Betreffende de benoeming van Pierre Chevalier als gedelegeerd bestuurder van een van de vennootschappen van de Groep FORREST, is het ongepast te beweren dat deze laatste "in alle stilte" werd verwezenlijkt. Overeenkomstig de Belgische wet, werd deze benoeming in het Belgische Staatsblad op 31 januari 2008 gepubliceerd. De informatie werd dus openbaar gemaakt. De wijze waarop de term "stilte" door verschillende media wordt gebruikt, in het bijzonder de argwaan die hij doet ontstaan, is bedrieglijk en schaadt onze reputatie. De Groep FORREST heeft nooit geprobeerd dit feit te verbergen. Wordt er ons verweten die informatie niet te hebben gepubliceerd via persmededeling ? Dit is geen gewone werkwijze van ondernemingen, het kan ons dus zeker niet verweten worden. Dit gebeurde op een normale en doorzichtige wijze. Tegelijkertijd, verwerpt de Groep FORREST onvoorwaardelijk het begrip van belangenvermenging. Wij hebben nooit gewenst of geprobeerd om op een willekeurige wijze te profiteren van de positie van Pierre Chevalier bij de Verenigde Naties. Wij zijn gewoon gelukkig om opnieuw op zijn bekwaamheden en dynamiek te kunnen rekenen binnen onze Groep. Tenslotte, wat betreft zijn in verdenking stelling, vertrouwen wij hem, net zoals wij de Justitie van ons land vertrouwen, en wij verzoeken u het vermoeden van onschuld te eerbiedigen.

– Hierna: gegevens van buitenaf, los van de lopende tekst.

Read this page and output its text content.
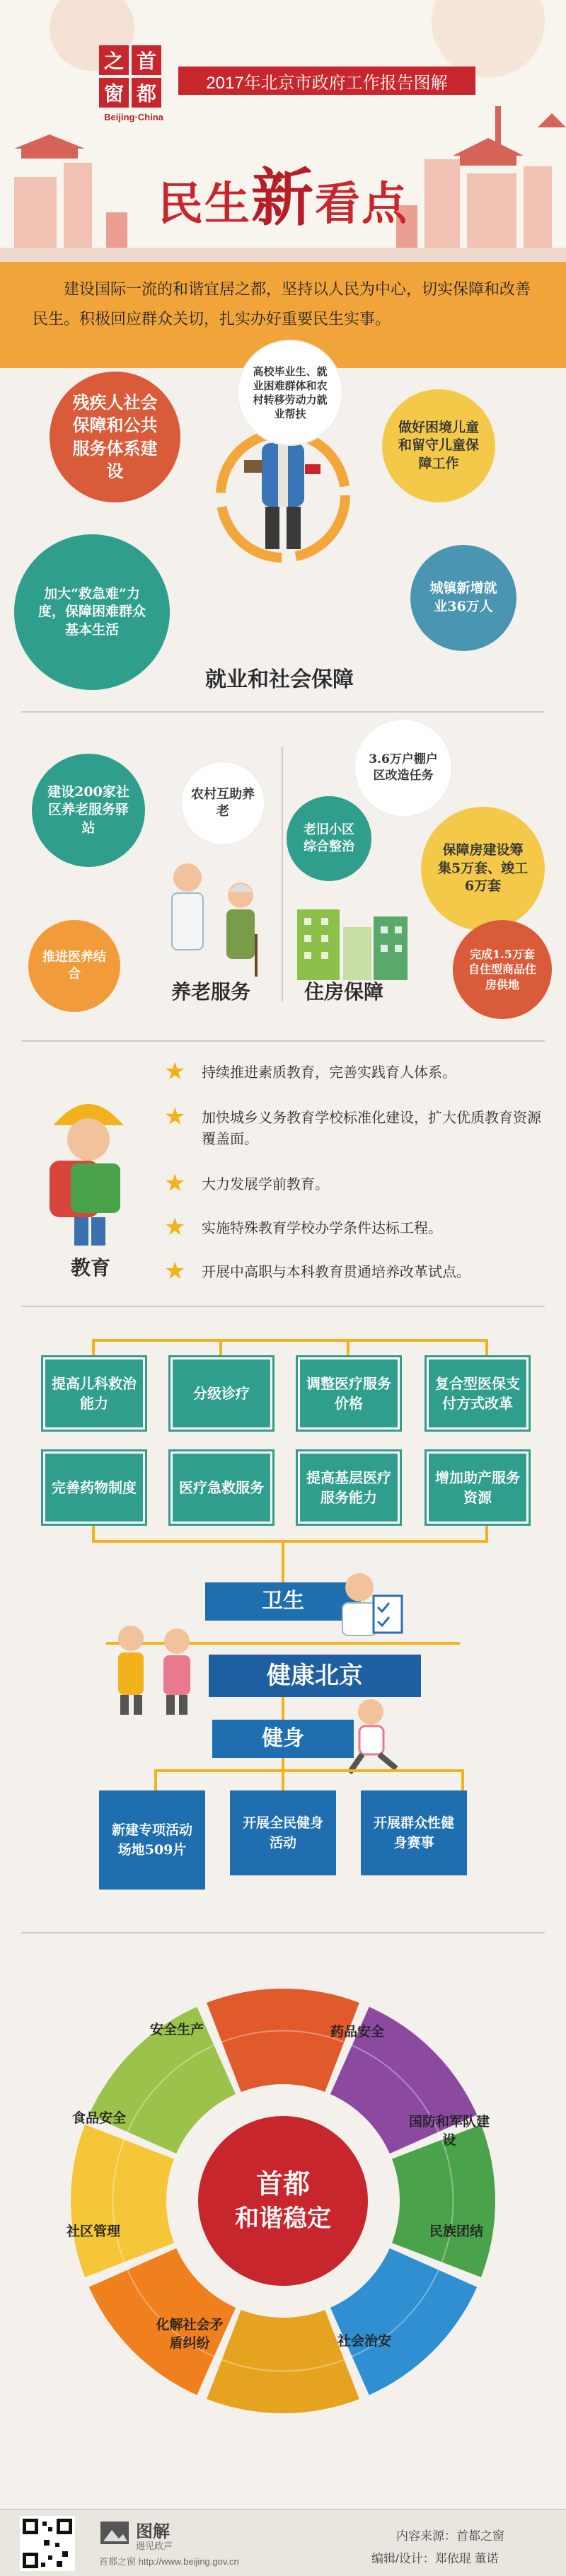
之 首
窗 都
Beijing·China
2017年北京市政府工作报告图解
民生新看点
建设国际一流的和谐宜居之都，坚持以人民为中心，切实保障和改善民生。积极回应群众关切，扎实办好重要民生实事。
残疾人社会保障和公共服务体系建设
高校毕业生、就业困难群体和农村转移劳动力就业帮扶
做好困境儿童和留守儿童保障工作
加大“救急难”力度，保障困难群众基本生活
城镇新增就业36万人
就业和社会保障
建设200家社区养老服务驿站
农村互助养老
推进医养结合
养老服务
3.6万户棚户区改造任务
老旧小区综合整治	保障房建设筹集5万套、竣工6万套
完成1.5万套自住型商品住房供地
住房保障
教育
★ 持续推进素质教育，完善实践育人体系。
★ 加快城乡义务教育学校标准化建设，扩大优质教育资源覆盖面。
★ 大力发展学前教育。
★ 实施特殊教育学校办学条件达标工程。
★ 开展中高职与本科教育贯通培养改革试点。
提高儿科救治能力
分级诊疗
调整医疗服务价格
复合型医保支付方式改革
完善药物制度	医疗急救服务
提高基层医疗服务能力
增加助产服务资源
卫生
健康北京
健身
新建专项活动场地509片
开展全民健身活动
开展群众性健身赛事
安全生产	药品安全
国防和军队建设
民族团结
社会治安
化解社会矛盾纠纷
社区管理
食品安全
首都
和谐稳定
图解
遇见政声
首都之窗 http://www.beijing.gov.cn
内容来源：首都之窗
编辑/设计：郑依琨 董诺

Wij willen ook reageren op de bijvoeglijke naamwoorden die in de pers worden gebruikt om, ter gelegenheid van deze zaak, de Groep FORREST, te kenmerken. Het lijkt inderdaad onvoorstelbaar voor bepaalde waarnemers, de Groep FORREST als een mijnonderneming te vermelden zonder de termen "omstreden" of "veelbesproken" toe te voegen. In het kader van zijn mijnactiviteiten, eerbiedigt de Groep FORREST toch scrupuleus de Congolese wetgeving en de geldende internationale normen. De verschillende kritieken ten aanzien van onze mijnactiviteiten werden altijd ongegrond verklaard ingevolge de zorgvuldige onderzoeken van de bevoegde internationale instellingen, waar wij telkens mee samenwerken. Wij ondersteunen de transparantie in de mijnsector, met name het Extractive Industry Transparency Initiative (EITI), waarvan George Arthur FORREST, de Voorzitter van de Groep, een van de vertegenwoordigers binnen het Congolese "Comité National" is. De Groep FORREST is momenteel de enige mijnonderneming die de fiscaliteit gegenereerd door zijn activiteiten en betaald aan de Congolese Staat publiceert. Dit is ook het geval wat betreft de inkomsten van staatsbedrijven afkomstig uit onze mijn-joint ventures, in overeenstemming met het eerste criterium van de EITI. Waarschijnlijk is het deze zichtbaarheid die de negatieve kritiek ten aanzien van de Groep FORREST bevordert. Dat men, in België, altijd verwijst naar de meeste zichtbare onderneming is doodeenvoudig onbegrijpelijk. Het is onjuist en des te minder constructief omdat het zeker niet de andere mijnondernemingen stimuleert om meer transparantie te vertonen en zet de Belgische ondernemingen niet aan tot nieuwe investeringen in de Democratische Republiek Congo (DRC). De Groep FORREST pleit inderdaad sinds jaren voor de promotie van Europese en Belgische investeringen in de DRC. Zij laten op zich wachten en grotendeels ten gevolge daarvan, is er een massieve komst van Angelsaksische en sinds kort, Chinese investeringen.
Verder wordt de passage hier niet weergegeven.